WASHINGTON — If Republicans flounder in their effort to recapture the U.S. Senate less than two months from now, an inevitable blame game will commence over who’s most responsible for their midterm belly flop.
GOP political professionals stand ready to point at Donald Trump, who deposited primary endorsements in six of the most competitive general election contests. But the former president’s MAGA base will likely rebel against such a judgment and reach for other scapegoats. And a relatively innocuous comment made by Mitch McConnell about candidate quality will hand Trump and his backers just enough ammunition to try to shift blame onto the Kentuckian, who remains unpopular with the Republican base across the country.
McConnell, who loathes to litigate internecine party fights in public, could be somewhat shielded by boiling animus among some operatives at Rick Scott, the Floridian who helms the National Republican Senatorial Committee and harbors presidential ambitions.
“If McConnell was chairman of the senatorial committee, we’d have better nominees ... because he would’ve intervened in those places,” said Charlie Black, a longtime Washington Republican operator who thinks the Senate GOP leader would have chosen to pick favorites in a host of competitive primaries this year. Scott, who controls the party’s campaign purse strings, adhered to a policy of neutrality.
Still, McConnell still has tacit influence over the largest Republican super PAC — the Senate Leadership Fund — which will be key to keeping underfunded candidates within striking distance over the final eight weeks through the deployment of tens of millions of dollars in advertising power.
Super PACs operate independently by law, but McConnell’s public comments and private meetings can send handy cues to his outside allies on where to allocate resources. For instance, SLF targeted primaries in Alabama and Missouri, where anti-McConnell candidates were running and defeated.

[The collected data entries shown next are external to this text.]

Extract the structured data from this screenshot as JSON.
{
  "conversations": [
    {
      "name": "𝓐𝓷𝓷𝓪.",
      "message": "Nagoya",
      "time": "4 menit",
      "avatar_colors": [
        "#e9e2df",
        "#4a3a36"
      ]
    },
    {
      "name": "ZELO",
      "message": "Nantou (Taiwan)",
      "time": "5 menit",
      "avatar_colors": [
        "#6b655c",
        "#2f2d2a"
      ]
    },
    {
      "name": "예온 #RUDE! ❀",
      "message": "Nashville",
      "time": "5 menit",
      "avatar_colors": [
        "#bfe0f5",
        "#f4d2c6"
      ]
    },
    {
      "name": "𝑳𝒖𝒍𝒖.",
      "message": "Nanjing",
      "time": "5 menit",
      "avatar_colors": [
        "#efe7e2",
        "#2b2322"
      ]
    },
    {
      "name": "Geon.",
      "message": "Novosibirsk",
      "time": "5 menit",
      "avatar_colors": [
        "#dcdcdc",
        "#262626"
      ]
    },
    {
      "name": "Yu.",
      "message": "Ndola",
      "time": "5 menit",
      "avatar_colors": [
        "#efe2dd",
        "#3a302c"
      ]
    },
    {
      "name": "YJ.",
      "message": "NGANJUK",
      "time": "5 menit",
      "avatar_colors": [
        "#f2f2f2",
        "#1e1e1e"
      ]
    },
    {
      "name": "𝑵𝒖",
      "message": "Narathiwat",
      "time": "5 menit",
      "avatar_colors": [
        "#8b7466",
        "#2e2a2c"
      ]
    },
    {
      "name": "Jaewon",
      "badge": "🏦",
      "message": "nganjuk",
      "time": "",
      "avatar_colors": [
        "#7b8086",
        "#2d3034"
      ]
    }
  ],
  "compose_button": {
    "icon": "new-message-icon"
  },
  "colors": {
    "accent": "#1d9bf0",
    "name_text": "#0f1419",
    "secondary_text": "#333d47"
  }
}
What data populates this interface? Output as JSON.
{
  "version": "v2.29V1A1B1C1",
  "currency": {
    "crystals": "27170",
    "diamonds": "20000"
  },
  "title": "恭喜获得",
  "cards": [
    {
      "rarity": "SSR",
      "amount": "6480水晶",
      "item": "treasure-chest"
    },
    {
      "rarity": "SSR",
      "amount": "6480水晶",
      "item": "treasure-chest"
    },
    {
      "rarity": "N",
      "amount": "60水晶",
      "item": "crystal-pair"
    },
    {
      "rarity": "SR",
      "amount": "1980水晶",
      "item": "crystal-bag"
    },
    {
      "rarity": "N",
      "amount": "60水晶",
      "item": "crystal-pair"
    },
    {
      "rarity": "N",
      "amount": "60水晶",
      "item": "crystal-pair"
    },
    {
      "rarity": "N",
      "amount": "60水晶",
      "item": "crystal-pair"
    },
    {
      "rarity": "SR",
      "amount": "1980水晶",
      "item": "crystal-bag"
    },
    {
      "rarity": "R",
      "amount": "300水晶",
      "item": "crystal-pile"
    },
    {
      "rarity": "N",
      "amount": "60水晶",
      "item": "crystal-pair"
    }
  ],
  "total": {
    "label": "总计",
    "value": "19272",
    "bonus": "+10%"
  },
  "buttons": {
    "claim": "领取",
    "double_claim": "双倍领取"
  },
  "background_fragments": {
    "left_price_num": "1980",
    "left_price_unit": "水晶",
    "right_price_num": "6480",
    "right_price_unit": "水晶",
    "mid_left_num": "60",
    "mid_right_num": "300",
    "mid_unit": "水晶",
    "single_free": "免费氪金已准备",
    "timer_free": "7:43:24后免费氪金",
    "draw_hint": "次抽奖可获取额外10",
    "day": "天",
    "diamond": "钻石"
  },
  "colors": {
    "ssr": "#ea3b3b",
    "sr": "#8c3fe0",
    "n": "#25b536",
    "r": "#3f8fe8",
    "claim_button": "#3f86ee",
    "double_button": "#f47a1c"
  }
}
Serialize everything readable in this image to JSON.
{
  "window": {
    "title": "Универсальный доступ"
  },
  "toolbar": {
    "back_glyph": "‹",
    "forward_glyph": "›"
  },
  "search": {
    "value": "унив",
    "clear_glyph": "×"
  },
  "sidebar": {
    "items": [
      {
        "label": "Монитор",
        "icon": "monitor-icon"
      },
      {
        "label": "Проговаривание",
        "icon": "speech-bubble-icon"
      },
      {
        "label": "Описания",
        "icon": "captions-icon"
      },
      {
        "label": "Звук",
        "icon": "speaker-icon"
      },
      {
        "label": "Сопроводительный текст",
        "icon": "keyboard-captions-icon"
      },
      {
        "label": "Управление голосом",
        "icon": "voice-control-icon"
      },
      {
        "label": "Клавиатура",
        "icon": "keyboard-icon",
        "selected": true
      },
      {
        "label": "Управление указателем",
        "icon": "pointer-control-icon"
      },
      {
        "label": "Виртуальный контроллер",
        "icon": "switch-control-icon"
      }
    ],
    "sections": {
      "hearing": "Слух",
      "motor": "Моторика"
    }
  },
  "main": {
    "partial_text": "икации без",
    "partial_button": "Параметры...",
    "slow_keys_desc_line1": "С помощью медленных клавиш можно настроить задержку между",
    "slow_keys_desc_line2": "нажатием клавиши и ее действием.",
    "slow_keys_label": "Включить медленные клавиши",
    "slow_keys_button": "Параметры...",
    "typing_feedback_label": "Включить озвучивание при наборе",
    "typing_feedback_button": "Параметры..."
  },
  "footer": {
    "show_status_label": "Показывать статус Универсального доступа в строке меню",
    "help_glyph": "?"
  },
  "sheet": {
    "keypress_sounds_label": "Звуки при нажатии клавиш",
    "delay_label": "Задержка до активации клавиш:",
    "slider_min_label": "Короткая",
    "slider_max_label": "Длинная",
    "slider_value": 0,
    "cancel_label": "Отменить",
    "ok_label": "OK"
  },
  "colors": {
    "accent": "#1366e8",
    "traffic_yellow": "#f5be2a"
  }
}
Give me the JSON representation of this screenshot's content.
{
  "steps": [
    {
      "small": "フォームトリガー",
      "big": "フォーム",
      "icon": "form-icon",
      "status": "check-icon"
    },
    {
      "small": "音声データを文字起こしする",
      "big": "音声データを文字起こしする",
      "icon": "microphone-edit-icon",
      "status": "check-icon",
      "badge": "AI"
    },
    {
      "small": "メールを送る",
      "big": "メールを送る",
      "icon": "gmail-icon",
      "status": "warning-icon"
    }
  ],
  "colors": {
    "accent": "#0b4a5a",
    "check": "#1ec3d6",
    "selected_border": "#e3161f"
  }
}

But on Tuesday night, McConnell’s PAC did not get its desired outcome, as Don Bolduc captured the GOP nomination for Senate in New Hampshire over establishment choice Chuck Morse. Bolduc has denied Trump lost the 2020 election, described Confederate statues as “symbols of hope” and claimed that Bill Gates wants to implant people with microchips.
Bolduc begins his race against first-term Democratic Sen. Maggie Hassan as an underdog and it’s unclear whether McConnell and his allies will financially bolster him. Trump hasn’t even endorsed Bolduc yet.
“McConnell’s PAC has got $120 million on hand still to spend. We’re not going to lose it because of money,” said Black. “Trump’s probably going to get some blame.”
‘It’s Trump’s fault’
Trump endorsed Mehmet Oz in Pennsylvania, Herschel Walker in Georgia, Rep. Ted Budd in North Carolina, J.D. Vance in Ohio, Blake Masters in Arizona and Adam Laxalt in Nevada. His ultimate record in those six margin-of-error contests will either vindicate his brute instincts or become a searing scar on his political armor.
Walker, a former NFL star, has struggled to articulate basic policy positions in routine interviews. Republicans have complained about Vance’s work ethic and are now pouring tens of millions of dollars into a red state that Trump easily carried. Oz is still recovering from a battering primary where he was tagged for more liberal views he espoused as a television host and for holding Turkish citizenship. And the state party chair in Arizona sent a letter to McConnell this week pleading for him to “join our team” and help Masters, warning, “We are running out of time.”
McConnell did not express public preferences in any race, but his early sunny view of the 50-50 Senate map dimmed throughout the spring and summer, leading to his declaration in August that the House was more likely to flip into Republican hands than the Senate, due to candidate quality.
Trump and Scott moved quickly to repudiate McConnell’s remarks with Trump calling him “a negative for the party.”
But GOP operatives note that it’s McConnell and his allies who have been forced to bail out struggling Trump-stamped nominees.
“I firmly believe, if we don’t take the Senate back, it’s Trump’s fault,” said Jim Dornan, a Republican operative who has managed numerous Senate and congressional campaigns.
“Our leadership got way too cocky, way too early. That’s not a slam at Mitch. Mitch is coming in and trying to save some of these guys.”
Doug Heye, a former staffer for the Republican National Committee, also said Trump deserves the most blame for a Senate fumble.
“He’s backed so many bad and first-time candidates because of their allegiance to him, who either can’t win or require massive influxes of cash — from Mitch,” said Heye, adding that Trump’s own legal problems distract voters from core issues that have sunk President Biden’s popularity, like inflation and crime. “Meanwhile, while Trump is hoarding money, McConnell is spending it … McConnell was right about candidate quality.”
‘Losing his grip’
McConnell has a well-trained eye for winning candidates, but he may be most singularly responsible for the issue that transformed this midterm’s atmosphere: abortion rights.
Last spring, McConnell boasted that his single biggest accomplishment was blocking former President Barack Obama’s Supreme Court selection in 2016, paving the way for Trump to appoint three new conservative justices during his term.
About a month after McConnell made those comments, the McConnell-stamped Supreme Court struck down Roe v. Wade, unleashing a gusher of anger and energy among Democratic voters, particularly women.
June 24, 2022, now stands as an inflection point that may be potent enough to stem traditional losses for the party in power.
McConnell doesn’t want abortion to be the focal point of the midterms as early voting begins in the coming weeks. He continues to stay laser-focused hammering Democrats on how inflation is costing families more money.
But some in his party have other ideas.
On Tuesday, Sen. Lindsey Graham of South Carolina introduced a bill that would ban abortion nationally after 15 weeks. McConnell said his members prefer the issue be handled on a state-by-state basis, pouring cold water on the legislation’s prospects.
But it was another example of McConnell being challenged by a member of his party and losing the unified discipline he’s revered for.
“Graham’s decision to go rogue shows how McConnell is losing grip on the GOP Senate conference in more ways than one: He’s got Rick Scott proposing policy ideas, Trump propping up candidates and now Graham,” tweeted columnist Eric Michael Garcia.